也可以直接通过config数据库查看分片情况和标签情况。

mongos> use config;

switched to db config

 

mongos> db.shards.find();

{ "_id" : "shard0000", "host" : "11.1.1.11:27017", "state" : 1, "tags" : [ "tag1" ] }

{ "_id" : "shard0001", "host" : "11.1.1.11:27018", "state" : 1, "tags" : [ "tag2" ] }

{ "_id" : "shard0002", "host" : "11.1.1.11:27019", "state" : 1, "tags" : [ "tag3" ] }

 

mongos> db.tags.find();

{ "_id" : { "ns" : "test.t3", "min" : { "shard" : { "$minkey" : 1 } } }, "ns" : "test.t3", "min" : { "shard" : { "$minkey" : 1 } }, "max" : { "shard" : 100 }, "tag" : "tag1" }

{ "_id" : { "ns" : "test.t3", "min" : { "shard" : 100 } }, "ns" : "test.t3", "min" : { "shard" : 100 }, "max" : { "shard" : 1000 }, "tag" : "tag2" }

{ "_id" : { "ns" : "test.t3", "min" : { "shard" : 1000 } }, "ns" : "test.t3", "min" : { "shard" : 1000 }, "max" : { "shard" : { "$maxkey" : 1 } }, "tag" : "tag3" }

 

6.分片的优点

mongodb的分片集群架构具有以下的优点:

在分片集群架构中,可以轻松实现多点写入。

在分片架构中,可以有多个路由节点,因此,连接到任意一个路由节点均可以提供数据的读写功能。

在分片集群架构中,可以提供写数据的负载均衡。

在分片结构中,数据实际存储在分片节点中,而一个集群中可以有多个分片节点,而集合中的数据实际存储到哪一个节点是有分片的键来决定的,因此可以通过分片键来调整数据的存储位置,从而实现一定的写均衡的功能。

 

7.分片的缺点

mongodb的分片集群架构具有以下的缺点:

在分片集群架构中,存在分片节点的单点故障问题。

每一份数据仅仅保存在某个特定的分片服务器节点中,如果这个分片分片节点宕机,则这部分数据无法读取。解决办法稍后给出。

 

在分片集群架构中,如果需要读取完整的数据,只能通过路由节点读取。而数据实际存储在分片节点中,因此其中必然会多出一些节点间的网络数据传输的消耗。

 

8.分片集群总控脚本

由于集群中节点个数和种类比较多,编写了一个总控脚本,用于简化集群的启动和停止以及状态查看操作。

完整脚本内容如下:

 

[root@coe2coe data]# cat cluster.sh

#!/bin/bash

##################################################################

#   filename    :startcluster.sh

#   author      : coe2coe@qq.com

#   created     :2018-10-02

#   description :http://www.cnblogs.com/coe2coe/

#################################################################

 

 

 

start()

{

 

ip=$(ip addr |grep inet |grep brd |awk -f' ' '{ print $2}'|awk -f'/' '{print $1}')

if [ "$ip" == "" ]

then

  echo -e "failed to get ip on this host."

  exit 1

fi

config_ports="27117 27118 27119"

shard_ports="27017 27018 27019"

route_ports="27217 27218 27219"

config_addresses="$ip:27117,$ip:27118,$ip:27119"

 

echo -e "starting  mongodb  cluster at {$ip}....."

 

echo -e "starting config nodes @{$config_ports} ..." 

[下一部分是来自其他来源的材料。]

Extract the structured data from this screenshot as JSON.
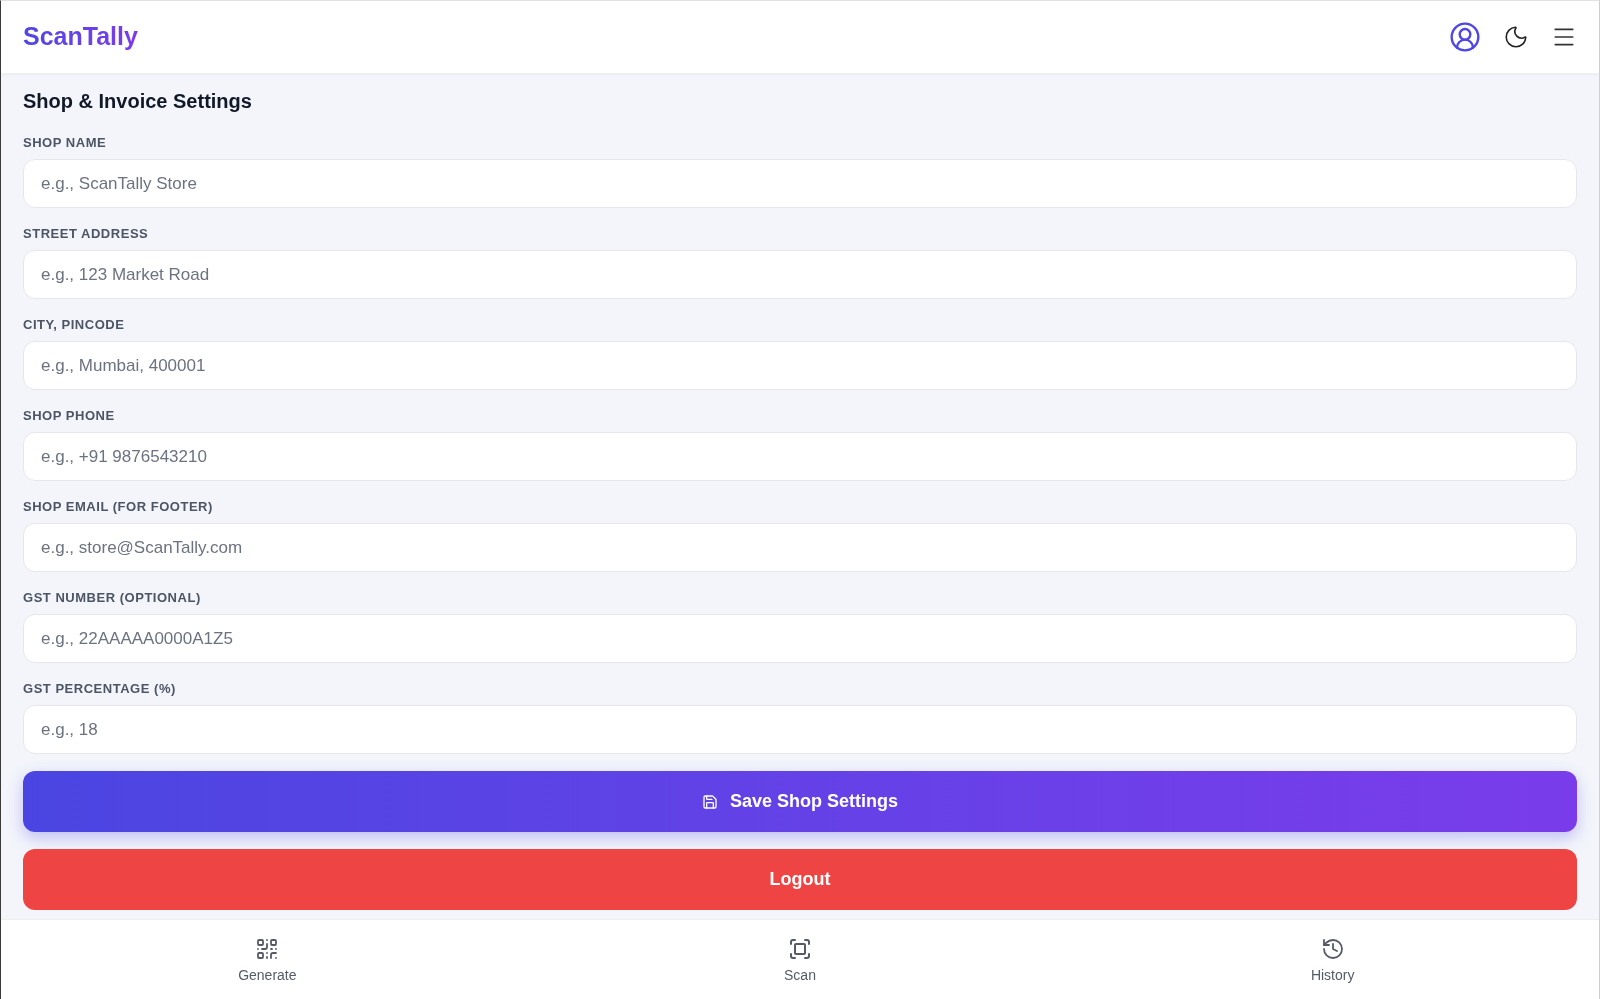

/data/mongo/data/config/startconfig.sh  $config_ports 

echo -e "starting shard nodes @{$shard_ports}...."

/data/mongo/data/shard/startshard.sh    $shard_ports 

echo -e "starting route nodes @{$route_ports} with config:{$config_addresses}...."

/data/mongo/data/route/startroute.sh    $config_addresses $route_ports

echo -e "===all done====="

 

}

 

stop()

{

pids=$(pidof mongod mongos 2>/dev/null )

if [ "$pids" == "" ]

then

   echo -e "no such process found!"

   exit 1

fi

echo -e "stopping mongod and mongos:{$pids} ...."

kill -9 ${pids}

exit 0

 

}

 

status()

{

  c_pids=$(ps -elf |grep mongod |grep configsvr |grep -v grep |awk '{print $4}' |xargs )

  d_pids=$(ps -elf |grep mongod |grep shardsvr |grep -v grep |awk '{print $4}' |xargs )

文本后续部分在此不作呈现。